Louisiana wasn’t my first choice for moving. Sometimes I think I could have moved to Ohio, or New Mexico for that matter. But it’s not true.

Louisiana has a peculiar type of charm. People travel from across the world to visit and to see a truly distinct piece of the American pie. I’m really no different.

“The city is magic,” a friend of mine once said about New Orleans.

I believed them then and I still do. You don’t need to visit New Orleans to know that. A deep swampy force attracts a certain brand of people with just the right amount of curiosity and sucks them in.

But  for all its charm, it is still a new country to me. Everything is different. Living on the West Coast I could drive 1,000 miles south on I-5 and recognize almost all of the town names. I have no such familiarity down South. I’m lost in a tangle of state borders, “parishes,” highways and interstates, all weaving in and out of each other (but the roads – and the drivers – here are another story completely).

When I look out my window at night I can see the fluorescent lighting of Walmart contoured by three enormous white crosses in the background. Churches are everywhere. Some are falling apart. But then again, so are a lot of things, especially in the countryside. Forgotten buildings start to slip back into nature. Their roofs cave in, vines creep along their exterior and they slowly fade to an earthen brown.
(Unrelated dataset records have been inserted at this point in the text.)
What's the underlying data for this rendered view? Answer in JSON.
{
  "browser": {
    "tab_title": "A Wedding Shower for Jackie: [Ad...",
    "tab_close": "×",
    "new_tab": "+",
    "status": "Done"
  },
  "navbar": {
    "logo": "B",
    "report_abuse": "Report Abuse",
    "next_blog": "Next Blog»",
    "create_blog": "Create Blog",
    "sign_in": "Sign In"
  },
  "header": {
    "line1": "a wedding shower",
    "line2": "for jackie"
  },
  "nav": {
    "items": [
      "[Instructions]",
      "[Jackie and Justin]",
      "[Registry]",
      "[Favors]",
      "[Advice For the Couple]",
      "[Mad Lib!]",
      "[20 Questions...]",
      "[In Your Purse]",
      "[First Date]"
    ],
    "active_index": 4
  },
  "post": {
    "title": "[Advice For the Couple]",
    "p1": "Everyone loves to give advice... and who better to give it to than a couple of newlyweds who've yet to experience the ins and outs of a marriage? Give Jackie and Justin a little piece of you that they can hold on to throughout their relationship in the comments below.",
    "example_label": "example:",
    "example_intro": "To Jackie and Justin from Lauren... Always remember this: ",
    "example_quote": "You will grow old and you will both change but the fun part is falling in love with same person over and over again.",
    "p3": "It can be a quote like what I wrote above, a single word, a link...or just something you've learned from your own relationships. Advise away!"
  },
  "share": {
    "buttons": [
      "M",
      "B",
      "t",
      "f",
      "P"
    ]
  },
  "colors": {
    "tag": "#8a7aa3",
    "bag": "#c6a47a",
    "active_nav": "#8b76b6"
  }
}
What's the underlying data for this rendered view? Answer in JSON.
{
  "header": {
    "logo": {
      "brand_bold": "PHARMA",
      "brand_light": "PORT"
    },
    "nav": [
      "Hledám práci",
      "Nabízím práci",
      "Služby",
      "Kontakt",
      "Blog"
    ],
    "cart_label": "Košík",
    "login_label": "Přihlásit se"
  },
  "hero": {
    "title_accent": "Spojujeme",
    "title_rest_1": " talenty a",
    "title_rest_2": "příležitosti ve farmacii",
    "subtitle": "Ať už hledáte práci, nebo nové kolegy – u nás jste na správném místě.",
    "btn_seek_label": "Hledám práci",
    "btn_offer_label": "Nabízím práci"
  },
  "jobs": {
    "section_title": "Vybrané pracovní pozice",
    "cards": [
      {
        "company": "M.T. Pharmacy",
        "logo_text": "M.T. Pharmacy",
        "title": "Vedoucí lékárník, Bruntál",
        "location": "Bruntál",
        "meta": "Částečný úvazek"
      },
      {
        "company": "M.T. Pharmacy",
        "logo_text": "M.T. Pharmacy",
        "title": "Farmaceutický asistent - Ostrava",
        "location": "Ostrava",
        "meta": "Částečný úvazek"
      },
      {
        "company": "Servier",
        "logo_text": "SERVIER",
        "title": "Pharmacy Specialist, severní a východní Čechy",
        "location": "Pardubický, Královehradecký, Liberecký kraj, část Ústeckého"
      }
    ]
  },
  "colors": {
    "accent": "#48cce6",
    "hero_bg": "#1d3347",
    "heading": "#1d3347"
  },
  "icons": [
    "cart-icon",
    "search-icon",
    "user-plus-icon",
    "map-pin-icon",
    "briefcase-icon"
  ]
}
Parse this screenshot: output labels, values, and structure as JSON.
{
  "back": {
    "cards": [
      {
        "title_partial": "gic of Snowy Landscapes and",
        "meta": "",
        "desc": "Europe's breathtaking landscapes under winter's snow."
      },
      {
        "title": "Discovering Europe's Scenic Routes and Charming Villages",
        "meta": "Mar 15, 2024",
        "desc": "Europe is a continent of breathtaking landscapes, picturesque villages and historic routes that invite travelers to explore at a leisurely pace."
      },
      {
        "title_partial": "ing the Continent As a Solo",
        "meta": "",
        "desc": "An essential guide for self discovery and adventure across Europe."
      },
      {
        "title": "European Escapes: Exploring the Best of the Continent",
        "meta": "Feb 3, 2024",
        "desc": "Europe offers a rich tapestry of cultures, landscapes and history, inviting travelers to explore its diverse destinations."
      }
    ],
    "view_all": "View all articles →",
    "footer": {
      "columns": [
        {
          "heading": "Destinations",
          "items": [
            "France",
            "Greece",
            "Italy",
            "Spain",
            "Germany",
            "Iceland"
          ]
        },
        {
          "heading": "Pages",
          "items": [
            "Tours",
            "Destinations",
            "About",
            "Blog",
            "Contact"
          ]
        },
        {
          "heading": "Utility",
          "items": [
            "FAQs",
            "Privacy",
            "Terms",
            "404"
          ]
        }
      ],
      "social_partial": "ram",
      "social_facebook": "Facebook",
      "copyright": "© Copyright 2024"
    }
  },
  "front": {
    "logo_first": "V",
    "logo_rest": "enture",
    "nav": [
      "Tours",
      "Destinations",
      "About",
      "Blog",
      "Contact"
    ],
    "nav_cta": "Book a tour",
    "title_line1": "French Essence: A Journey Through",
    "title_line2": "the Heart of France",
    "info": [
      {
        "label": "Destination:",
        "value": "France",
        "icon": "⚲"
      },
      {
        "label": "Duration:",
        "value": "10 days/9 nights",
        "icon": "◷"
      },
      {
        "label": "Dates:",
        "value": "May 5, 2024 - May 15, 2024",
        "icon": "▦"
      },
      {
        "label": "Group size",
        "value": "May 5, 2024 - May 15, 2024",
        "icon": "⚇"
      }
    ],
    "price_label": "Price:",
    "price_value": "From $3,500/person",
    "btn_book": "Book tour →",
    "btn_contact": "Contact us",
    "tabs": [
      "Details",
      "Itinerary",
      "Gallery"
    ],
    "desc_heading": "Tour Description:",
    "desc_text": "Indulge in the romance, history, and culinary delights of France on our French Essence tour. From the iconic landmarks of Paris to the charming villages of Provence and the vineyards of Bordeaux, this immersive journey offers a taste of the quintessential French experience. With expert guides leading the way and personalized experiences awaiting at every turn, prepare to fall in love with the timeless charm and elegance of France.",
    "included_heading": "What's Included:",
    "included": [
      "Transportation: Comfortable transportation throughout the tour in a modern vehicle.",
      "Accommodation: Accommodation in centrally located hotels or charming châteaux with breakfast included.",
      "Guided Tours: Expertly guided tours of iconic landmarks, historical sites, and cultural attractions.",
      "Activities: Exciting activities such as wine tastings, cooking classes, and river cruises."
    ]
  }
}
It’s all part of the allure, every sensation, whether it’s the god awful smell on Bourbon Street or the weight of the air at a Highway 61 gas station. I came here because I wanted to learn what the mysterious South, which so many Northerners have vilified, was actually like. What better place to do it than in Louisiana?

***

I live in Baton Rouge.

It’s not my first time living outside of Washington, but it’s my first time really on my own and with nothing to cling on to. I’m like a crab without a rock, scuttling along, looking for something to claim.

There’s no college classes to attach to. No family or job to rely on. This is what people warn you about. It’s what some would call “the real world.”

I should have been a pair of ragged claws
Scuttling across the floors of silent seas.